Even before I watched the majority of my baseball games from a press box, I didn’t boo. Not because I’m better than you — I don’t yell on roller coasters either — but because it just sort of bums me out to watch people struggle. Which, incidentally, is also why some people do boo. Different manifestations of helpless disappointment — one is just a little tinged with toxic masculinity, but what cultural aspect of sports consumption isn’t?

The tension between celebrity and privacy is a delicate, imperfect paradigm. I balk at the idea that at a certain level of fame or fortune, people abdicate their right to react earnestly to outrageous behavior from overly invested strangers. There’ve been several instances this year of players speaking out about fans targeting their families after poor performances. We’ve heard about players receiving death threats, or being the subject of racist jeers. There’s no income bracket that makes actual harassment or anything even borderline dangerous a reasonable response to sports frustrations.

Athletes should feel empowered to express the emotional toll of public pressure and expect sympathy in the wake of more serious infractions. Báez was right that baseball players aren’t unfeeling machines and that the Sisyphean nature of baseball makes optimism all the more important. I bet being booed sucks and I don’t blame players who say — an actually sympathetic position which, again, Báez denied — that it does bother them.

NEW YORK, NEW YORK - AUGUST 29: Javier Baez #23 of the New York Mets reacts after hitting a two run home run during the bottom of the fourth inning of a game against the Washington Nationals at Citi Field on August 29, 2021 in New York City. (Photo by Dustin Satloff/Getty Images)
New York Mets infielder Javier Baez explained the meaning behind the thumbs down sign after homering during Sunday's win over the Nationals. (Photo by Dustin Satloff/Getty Images)

Fame has always engendered a measure of critique from an invested public. Being the target of opinions from people who aren’t as talented as you is not an unintended consequence or ancillary component to being famous — it’s kind of the whole deal. Certainly boundaries exist — they just start somewhere beyond the confines of the baseball stadium.

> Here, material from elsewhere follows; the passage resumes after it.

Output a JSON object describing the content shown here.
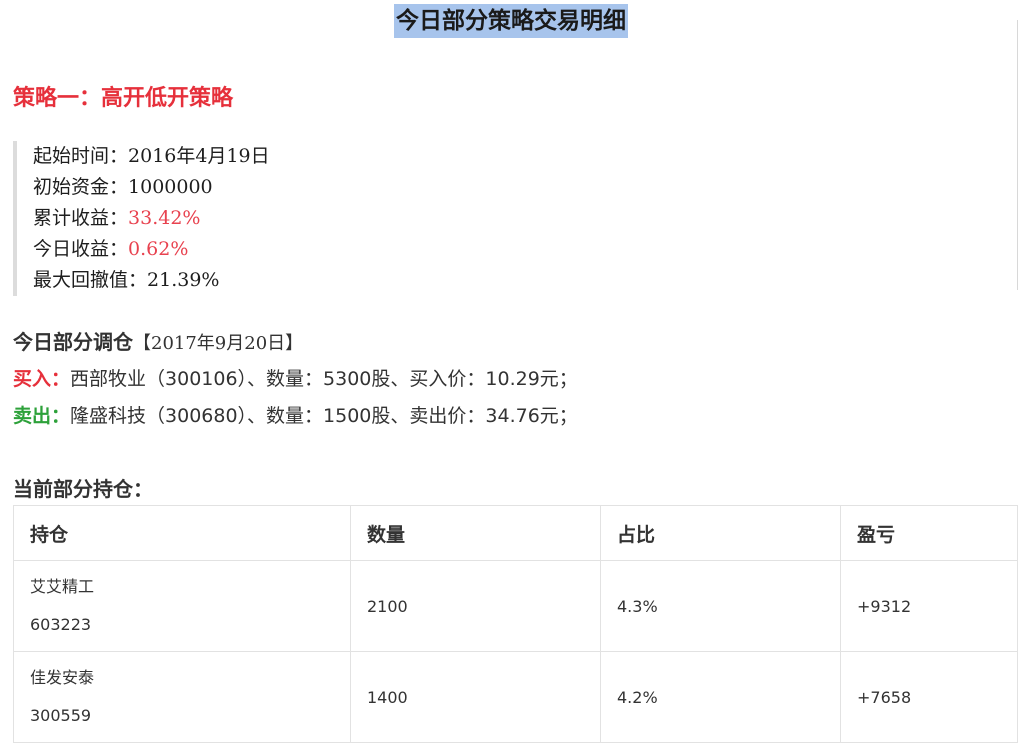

The Mets aren’t trying to explicate the dark unseen underbelly of fame or even humanize the athletes who are often propped up as heroes — they just want the benefits of celebrity with none of the critiques. Which is to say, they want to be paid handsomely to play a sport that’s value is as an entertainment product without having to experience any negative emotions from people who find it entertaining.

Certainly New York fans are not the most patient during the tough times, but losing together was always going to be tougher than winning together. And by “booing” their would-be celebrants during a win, Báez, Lindor, and Kevin Pillar opted to sour what they already perceived to be a strained relationship, sacrificing the chance to succeed together to punch down at the people who don’t actually impact the outcome.

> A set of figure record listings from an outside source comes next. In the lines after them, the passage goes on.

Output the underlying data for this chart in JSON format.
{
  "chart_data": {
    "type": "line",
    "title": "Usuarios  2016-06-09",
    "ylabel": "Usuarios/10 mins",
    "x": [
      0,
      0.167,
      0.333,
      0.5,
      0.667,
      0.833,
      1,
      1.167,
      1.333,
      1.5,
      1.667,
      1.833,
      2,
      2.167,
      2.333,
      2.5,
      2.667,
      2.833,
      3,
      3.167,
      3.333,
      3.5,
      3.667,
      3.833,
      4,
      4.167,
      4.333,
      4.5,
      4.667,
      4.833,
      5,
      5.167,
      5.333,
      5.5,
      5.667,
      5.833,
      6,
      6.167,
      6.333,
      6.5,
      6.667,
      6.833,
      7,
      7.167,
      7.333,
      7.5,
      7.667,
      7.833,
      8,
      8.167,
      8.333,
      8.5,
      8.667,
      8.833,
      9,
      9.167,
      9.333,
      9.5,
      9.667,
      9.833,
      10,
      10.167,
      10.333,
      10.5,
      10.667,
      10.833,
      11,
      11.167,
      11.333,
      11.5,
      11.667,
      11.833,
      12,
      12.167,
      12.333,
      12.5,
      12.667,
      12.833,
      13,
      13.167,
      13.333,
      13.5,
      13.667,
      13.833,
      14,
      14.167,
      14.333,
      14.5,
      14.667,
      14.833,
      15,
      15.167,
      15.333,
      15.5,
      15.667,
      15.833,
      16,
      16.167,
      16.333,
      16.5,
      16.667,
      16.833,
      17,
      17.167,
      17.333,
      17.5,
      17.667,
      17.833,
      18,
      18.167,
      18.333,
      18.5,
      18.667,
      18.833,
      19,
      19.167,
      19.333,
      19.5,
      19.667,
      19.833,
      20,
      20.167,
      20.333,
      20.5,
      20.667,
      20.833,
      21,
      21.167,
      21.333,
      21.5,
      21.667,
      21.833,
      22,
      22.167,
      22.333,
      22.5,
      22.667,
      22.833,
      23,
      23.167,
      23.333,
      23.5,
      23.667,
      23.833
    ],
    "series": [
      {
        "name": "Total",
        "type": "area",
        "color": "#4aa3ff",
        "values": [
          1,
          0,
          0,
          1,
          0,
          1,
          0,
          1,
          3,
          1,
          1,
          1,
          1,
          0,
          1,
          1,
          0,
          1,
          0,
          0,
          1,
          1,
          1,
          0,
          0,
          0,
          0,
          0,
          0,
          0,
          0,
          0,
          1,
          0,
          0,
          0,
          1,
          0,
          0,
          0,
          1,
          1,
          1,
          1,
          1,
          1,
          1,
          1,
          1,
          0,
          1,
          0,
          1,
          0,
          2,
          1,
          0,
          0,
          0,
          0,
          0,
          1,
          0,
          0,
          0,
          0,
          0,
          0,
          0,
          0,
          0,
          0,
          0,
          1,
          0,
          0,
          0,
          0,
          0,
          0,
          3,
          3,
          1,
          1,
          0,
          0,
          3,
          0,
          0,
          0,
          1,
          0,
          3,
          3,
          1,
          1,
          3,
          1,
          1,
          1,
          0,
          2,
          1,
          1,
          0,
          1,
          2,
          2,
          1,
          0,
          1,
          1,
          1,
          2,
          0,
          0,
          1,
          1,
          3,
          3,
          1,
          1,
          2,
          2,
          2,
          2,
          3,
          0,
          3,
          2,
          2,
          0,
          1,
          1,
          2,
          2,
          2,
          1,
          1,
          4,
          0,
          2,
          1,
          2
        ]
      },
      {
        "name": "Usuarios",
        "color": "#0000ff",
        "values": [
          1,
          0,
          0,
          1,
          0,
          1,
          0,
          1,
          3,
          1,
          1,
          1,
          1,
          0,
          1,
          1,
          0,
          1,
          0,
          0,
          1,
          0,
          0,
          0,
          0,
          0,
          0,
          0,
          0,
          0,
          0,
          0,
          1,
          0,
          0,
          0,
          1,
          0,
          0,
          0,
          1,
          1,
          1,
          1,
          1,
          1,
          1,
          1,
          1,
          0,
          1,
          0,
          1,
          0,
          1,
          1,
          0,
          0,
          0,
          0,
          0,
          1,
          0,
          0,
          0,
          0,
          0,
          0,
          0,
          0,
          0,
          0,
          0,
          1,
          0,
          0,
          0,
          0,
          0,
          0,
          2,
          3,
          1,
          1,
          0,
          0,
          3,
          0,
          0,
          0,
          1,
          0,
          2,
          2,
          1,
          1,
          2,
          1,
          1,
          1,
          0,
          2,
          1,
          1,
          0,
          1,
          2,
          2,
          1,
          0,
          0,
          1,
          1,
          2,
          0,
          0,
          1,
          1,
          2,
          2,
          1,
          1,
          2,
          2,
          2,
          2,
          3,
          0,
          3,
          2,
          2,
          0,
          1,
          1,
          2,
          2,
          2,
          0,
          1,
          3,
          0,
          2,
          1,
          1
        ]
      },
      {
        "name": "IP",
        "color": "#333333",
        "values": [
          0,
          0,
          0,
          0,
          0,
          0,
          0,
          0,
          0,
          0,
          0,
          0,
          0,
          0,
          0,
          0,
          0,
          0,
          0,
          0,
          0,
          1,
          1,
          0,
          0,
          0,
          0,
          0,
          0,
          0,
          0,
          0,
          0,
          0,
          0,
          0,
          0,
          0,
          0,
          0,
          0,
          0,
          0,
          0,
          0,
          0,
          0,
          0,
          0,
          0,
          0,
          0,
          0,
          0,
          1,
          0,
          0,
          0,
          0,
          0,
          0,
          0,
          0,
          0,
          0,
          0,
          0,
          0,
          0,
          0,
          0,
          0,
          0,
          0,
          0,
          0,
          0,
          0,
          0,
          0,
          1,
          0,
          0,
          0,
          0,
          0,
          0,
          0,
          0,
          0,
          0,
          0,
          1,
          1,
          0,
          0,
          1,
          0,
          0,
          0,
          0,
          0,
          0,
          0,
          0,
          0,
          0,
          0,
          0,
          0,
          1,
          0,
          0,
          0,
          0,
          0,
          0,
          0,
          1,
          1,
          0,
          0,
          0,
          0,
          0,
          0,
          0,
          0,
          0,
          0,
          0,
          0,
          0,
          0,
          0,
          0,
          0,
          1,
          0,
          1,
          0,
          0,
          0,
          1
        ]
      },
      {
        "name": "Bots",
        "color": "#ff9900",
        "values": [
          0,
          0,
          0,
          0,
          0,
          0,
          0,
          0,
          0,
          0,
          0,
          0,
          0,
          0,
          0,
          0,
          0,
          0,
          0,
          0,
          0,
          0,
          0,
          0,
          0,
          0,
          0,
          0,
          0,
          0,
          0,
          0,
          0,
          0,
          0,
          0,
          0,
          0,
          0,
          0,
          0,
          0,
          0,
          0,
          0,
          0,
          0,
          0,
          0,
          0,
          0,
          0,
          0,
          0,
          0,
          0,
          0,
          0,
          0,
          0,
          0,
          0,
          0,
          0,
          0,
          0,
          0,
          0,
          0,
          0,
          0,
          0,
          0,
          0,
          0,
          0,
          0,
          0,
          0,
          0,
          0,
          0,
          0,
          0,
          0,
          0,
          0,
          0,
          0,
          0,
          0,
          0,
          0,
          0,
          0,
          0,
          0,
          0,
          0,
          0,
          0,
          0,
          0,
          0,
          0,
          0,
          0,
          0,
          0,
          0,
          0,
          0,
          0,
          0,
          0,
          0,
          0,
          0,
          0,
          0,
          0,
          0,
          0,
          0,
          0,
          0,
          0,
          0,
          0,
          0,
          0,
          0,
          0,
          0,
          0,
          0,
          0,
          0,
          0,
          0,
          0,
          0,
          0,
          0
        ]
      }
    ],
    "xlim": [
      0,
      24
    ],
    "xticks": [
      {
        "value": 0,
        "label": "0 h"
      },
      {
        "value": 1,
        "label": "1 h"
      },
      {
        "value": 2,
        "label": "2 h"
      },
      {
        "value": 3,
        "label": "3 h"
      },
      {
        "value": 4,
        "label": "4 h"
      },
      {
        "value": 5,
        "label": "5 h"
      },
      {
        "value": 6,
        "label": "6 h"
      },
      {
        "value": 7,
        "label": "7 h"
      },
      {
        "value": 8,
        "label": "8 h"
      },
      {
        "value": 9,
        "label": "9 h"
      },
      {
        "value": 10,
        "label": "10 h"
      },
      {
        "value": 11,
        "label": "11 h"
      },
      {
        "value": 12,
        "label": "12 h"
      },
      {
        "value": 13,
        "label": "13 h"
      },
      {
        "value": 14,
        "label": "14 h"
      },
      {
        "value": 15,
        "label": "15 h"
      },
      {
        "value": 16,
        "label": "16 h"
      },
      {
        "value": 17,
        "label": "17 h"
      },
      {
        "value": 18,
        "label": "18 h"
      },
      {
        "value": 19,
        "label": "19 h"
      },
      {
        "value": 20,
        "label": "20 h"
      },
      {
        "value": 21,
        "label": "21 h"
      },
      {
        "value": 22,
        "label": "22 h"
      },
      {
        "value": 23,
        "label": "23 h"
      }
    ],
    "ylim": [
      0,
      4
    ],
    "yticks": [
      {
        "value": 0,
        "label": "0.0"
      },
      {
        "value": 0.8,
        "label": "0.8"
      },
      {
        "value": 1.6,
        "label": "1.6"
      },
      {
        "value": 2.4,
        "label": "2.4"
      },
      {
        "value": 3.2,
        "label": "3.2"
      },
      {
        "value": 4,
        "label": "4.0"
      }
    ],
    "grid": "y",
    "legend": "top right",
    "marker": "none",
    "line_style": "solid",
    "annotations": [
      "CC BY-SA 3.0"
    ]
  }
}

Amidst the predictable fallout from sentencing the crowd to mass execution pollice verso-style (please don’t make me explain that this is a joke), the Mets took to Twitter to claim that the whole thing was “fake bulls***,” the result of the “media always searching for anything to cause controversy.”

Except that’s just not true. The media didn’t make the Mets play poorly, the crowd boo, the team boo back, or put words in Báez’s mouth. Marcus Stroman is taking issue, as he has in the past, with the reality that there are public opinion ramifications for the actions players take on the field. The media ask questions because people care, and also to perpetuate that caring so that players can have fans.

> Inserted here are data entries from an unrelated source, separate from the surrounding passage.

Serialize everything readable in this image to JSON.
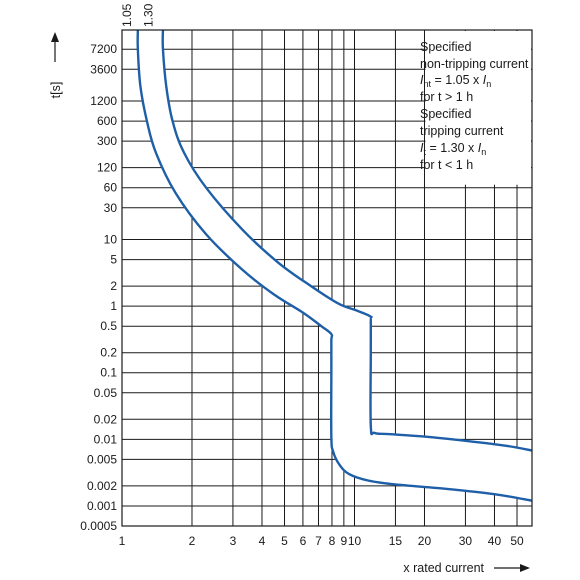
{
  "chart_data": {
    "type": "line",
    "x_scale": "log",
    "y_scale": "log",
    "xlim": [
      1,
      58
    ],
    "ylim": [
      0.0005,
      14000
    ],
    "grid": true,
    "xlabel": "x rated current",
    "ylabel": "t[s]",
    "x_ticks": [
      1,
      2,
      3,
      4,
      5,
      6,
      7,
      8,
      9,
      10,
      15,
      20,
      30,
      40,
      50
    ],
    "y_ticks": [
      0.0005,
      0.001,
      0.002,
      0.005,
      0.01,
      0.02,
      0.05,
      0.1,
      0.2,
      0.5,
      1,
      2,
      5,
      10,
      30,
      60,
      120,
      300,
      600,
      1200,
      3600,
      7200
    ],
    "x_tick_labels": [
      "1",
      "2",
      "3",
      "4",
      "5",
      "6",
      "7",
      "8",
      "9",
      "10",
      "15",
      "20",
      "30",
      "40",
      "50"
    ],
    "y_tick_labels": [
      "0.0005",
      "0.001",
      "0.002",
      "0.005",
      "0.01",
      "0.02",
      "0.05",
      "0.1",
      "0.2",
      "0.5",
      "1",
      "2",
      "5",
      "10",
      "30",
      "60",
      "120",
      "300",
      "600",
      "1200",
      "3600",
      "7200"
    ],
    "top_labels": [
      {
        "text": "1.05",
        "x": 1.05
      },
      {
        "text": "1.30",
        "x": 1.3
      }
    ],
    "series": [
      {
        "points": [
          [
            1.17,
            14000
          ],
          [
            1.17,
            7200
          ],
          [
            1.2,
            2000
          ],
          [
            1.28,
            600
          ],
          [
            1.4,
            200
          ],
          [
            1.7,
            50
          ],
          [
            2.3,
            12
          ],
          [
            3.3,
            3.5
          ],
          [
            4.5,
            1.5
          ],
          [
            6.0,
            0.8
          ],
          [
            7.2,
            0.5
          ],
          [
            7.95,
            0.38
          ],
          [
            7.95,
            0.3
          ],
          [
            7.95,
            0.1
          ],
          [
            7.95,
            0.011
          ],
          [
            8.1,
            0.0065
          ],
          [
            8.6,
            0.0042
          ],
          [
            9.5,
            0.003
          ],
          [
            11.5,
            0.0024
          ],
          [
            15,
            0.0021
          ],
          [
            25,
            0.0018
          ],
          [
            40,
            0.0015
          ],
          [
            58,
            0.0012
          ]
        ]
      },
      {
        "points": [
          [
            1.5,
            14000
          ],
          [
            1.5,
            7200
          ],
          [
            1.55,
            2000
          ],
          [
            1.65,
            600
          ],
          [
            1.85,
            200
          ],
          [
            2.3,
            60
          ],
          [
            3.3,
            14
          ],
          [
            4.7,
            4.5
          ],
          [
            6.5,
            2.0
          ],
          [
            8.5,
            1.1
          ],
          [
            10.3,
            0.85
          ],
          [
            11.7,
            0.7
          ],
          [
            11.75,
            0.6
          ],
          [
            11.75,
            0.2
          ],
          [
            11.75,
            0.016
          ],
          [
            12.2,
            0.0125
          ],
          [
            14,
            0.012
          ],
          [
            20,
            0.011
          ],
          [
            30,
            0.0095
          ],
          [
            45,
            0.008
          ],
          [
            58,
            0.0068
          ]
        ]
      }
    ],
    "annotation_lines": [
      "Specified",
      "non-tripping current",
      "I",
      "nt",
      " = 1.05 x ",
      "I",
      "n",
      "for t > 1 h",
      "Specified",
      "tripping current",
      "I",
      "t",
      " = 1.30 x ",
      "I",
      "n",
      "for t < 1 h"
    ],
    "colors": {
      "curve": "#1f5fa8",
      "grid": "#1a1a1a",
      "text": "#1a1a1a"
    }
  }
}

Unless, of course, they don’t want that.

What is true is that fans don’t truly know the players — a point that Pillar correctly identified. And yet, as the fan in question was just saying, they respect the athletes anyway. It’s a ridiculous, nonsensical, largely unrequited relationship.

The reality is that it won’t really be impaired by yet another mini Mets melodrama — that is, if management can avoid making it worse. But as the team sputters through the final month of what will end up as a disappointing season, the fans still want to see them win. Can everyone just enjoy it when that happens?